November 29, 2012
Thursday, November 29
The first top-tier outfield domino fell on Wednesday, when the Braves inked B.J. Upton to a five-year, $75.25 million contract to supplant Michael Bourn as their center fielder. For more on that deal, see R.J. Anderson’s Transaction Analysis.
While we await the fallout from the Upton signing, here are three non-outfield-related stories that lit the Hot Stove on Wednesday:
Pirates among suitors giving Yankees a run for Russell Martin
Martin ducked his final year of arbitration eligibility by meeting the Yankees halfway ($7.5 million), and he turned in a .255 TAv to go with 21 home runs over 133 games, while also being named a Gold Glove finalist*. The 29-year-old endured his share of bumps and bruises, as all backstops do—missing a couple of days at a time with elbow, groin, neck, foot, and lower back nicks—but he avoided the disabled list and showed few ill effects from his past hip and knee woes.
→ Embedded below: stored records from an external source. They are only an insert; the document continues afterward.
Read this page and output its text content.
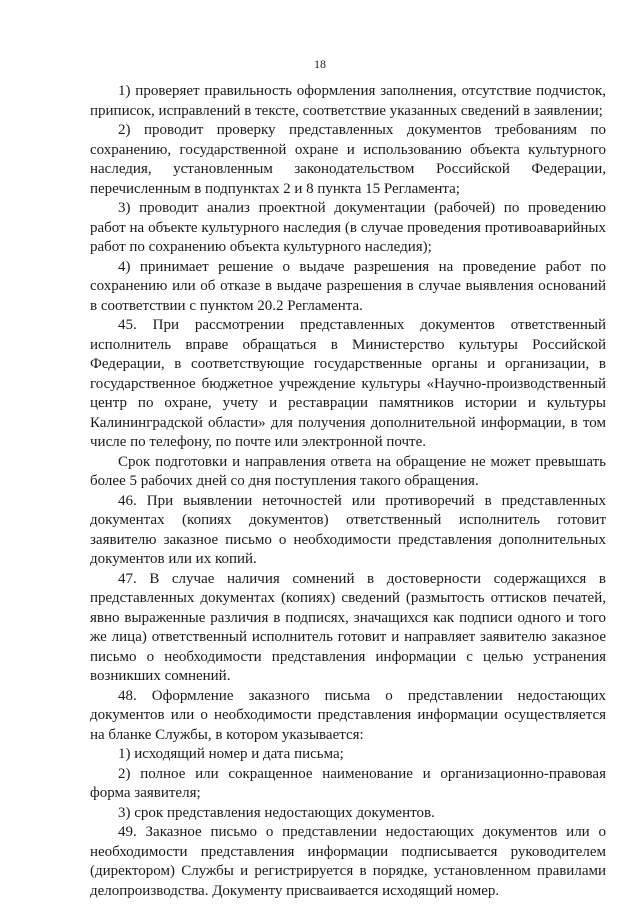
18

1) проверяет правильность оформления заполнения, отсутствие подчисток, приписок, исправлений в тексте, соответствие указанных сведений в заявлении;

2) проводит проверку представленных документов требованиям по сохранению, государственной охране и использованию объекта культурного наследия, установленным законодательством Российской Федерации, перечисленным в подпунктах 2 и 8 пункта 15 Регламента;

3) проводит анализ проектной документации (рабочей) по проведению работ на объекте культурного наследия (в случае проведения противоаварийных работ по сохранению объекта культурного наследия);

4) принимает решение о выдаче разрешения на проведение работ по сохранению или об отказе в выдаче разрешения в случае выявления оснований в соответствии с пунктом 20.2 Регламента.

45. При рассмотрении представленных документов ответственный исполнитель вправе обращаться в Министерство культуры Российской Федерации, в соответствующие государственные органы и организации, в государственное бюджетное учреждение культуры «Научно-производственный центр по охране, учету и реставрации памятников истории и культуры Калининградской области» для получения дополнительной информации, в том числе по телефону, по почте или электронной почте.

Срок подготовки и направления ответа на обращение не может превышать более 5 рабочих дней со дня поступления такого обращения.

46. При выявлении неточностей или противоречий в представленных документах (копиях документов) ответственный исполнитель готовит заявителю заказное письмо о необходимости представления дополнительных документов или их копий.

47. В случае наличия сомнений в достоверности содержащихся в представленных документах (копиях) сведений (размытость оттисков печатей, явно выраженные различия в подписях, значащихся как подписи одного и того же лица) ответственный исполнитель готовит и направляет заявителю заказное письмо о необходимости представления информации с целью устранения возникших сомнений.

48. Оформление заказного письма о представлении недостающих документов или о необходимости представления информации осуществляется на бланке Службы, в котором указывается:

1) исходящий номер и дата письма;

2) полное или сокращенное наименование и организационно-правовая форма заявителя;

3) срок представления недостающих документов.

49. Заказное письмо о представлении недостающих документов или о необходимости представления информации подписывается руководителем (директором) Службы и регистрируется в порядке, установленном правилами делопроизводства. Документу присваивается исходящий номер.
From a health standpoint, Martin is a safer bet than Mike Napoli and not far off from A.J. Pierzynski, who has required only one DL stint in a dozen major-league seasons.
And that’s why, after providing between 1.4 and 1.6 WARP* in each of the past three seasons, Martin is drawing interest from at least four teams, with the Pirates and Yankees leading the pack, and the Mariners and Rangers lurking on the periphery. Jon Heyman of CBS Sports initially heard that Pittsburgh could pace the bidding at three years and $25 million, but Rob Biertempfel, a beat writer for the Pittsburgh Tribune-Review, nixed that rumor, and Heyman acknowledged that the true proposal from general manager Neal Huntington is probably closer to $21 million. Either figure would be a far cry from the price tag Marchand reported, but the offers could pick up if Martin chooses to wait out the market instead of signing first and the teams in play miss out on his fellow free agents.
Now, you probably noticed asterisks in each of the first three paragraphs of this segment; here is where they come in. According to WARP, the salaries currently on the table for Martin are roughly commensurate with his measured performance in recent seasons. The operative word in the previous sentence is “measured,” because WARP does not account for one potentially crucial factor when it comes to catcher defense: namely, pitch framing. And, while Martin is light-years from Jose Molina’s 50-run wizardry, he did rank near the top of the league in both total runs saved (second) and runs saved per 120 games (fourth) during the five-year timeframe of Mike Fast’s study.